Я напомню также о двух главных фигурах в области философской критики - о Дильтее и Максе Вебере.

Дильтей (1833-1911) начал с критики основных понятий историцизма Гумбольдта и Ранке - народная душа (Volksseele), дух народ (Volksgeist), нация, социальный организм, которые, по его мнению являются понятиями «мистическими» и не пригодными для истории [Iggers. Р. 180]. Затем он предположил, что в науках о духе - в том числе и в истории - знание возможно, потому что жизнь «объективируется» в таких формах, как семья, буржуазное общество, государство и право, искусство, религия и философия [Ibid.

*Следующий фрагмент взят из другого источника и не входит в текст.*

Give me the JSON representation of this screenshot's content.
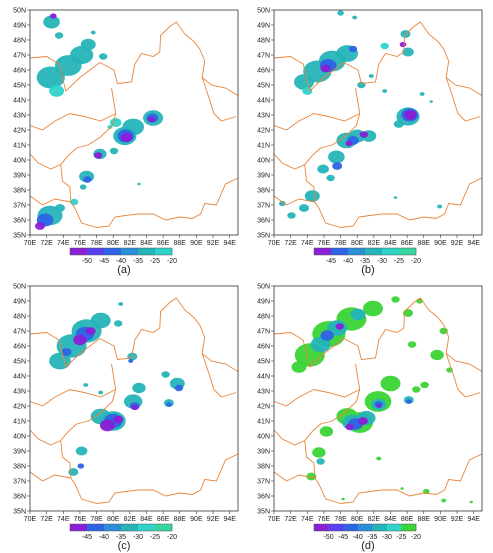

Р. 182]. В конце своей жизни (1903) он задумал определить цель своих исследований, с тем чтобы предпринять «критику исторического разума». Он полагал, что «историческое видение мира {gechichtliche Weltanschauun носило бы характер освобождения человеческого разума, который был бы избавлен от последних оков, еще не разорванных науками о природе и философией» [Ibid. Р. 188].

В целом критика историцизма в конце XIX и начале XX в. была двусмысленна. В большей степени - и это мы увидели на примере Дильтея - она стремилась преодолеть историцизм, а не отрицать его.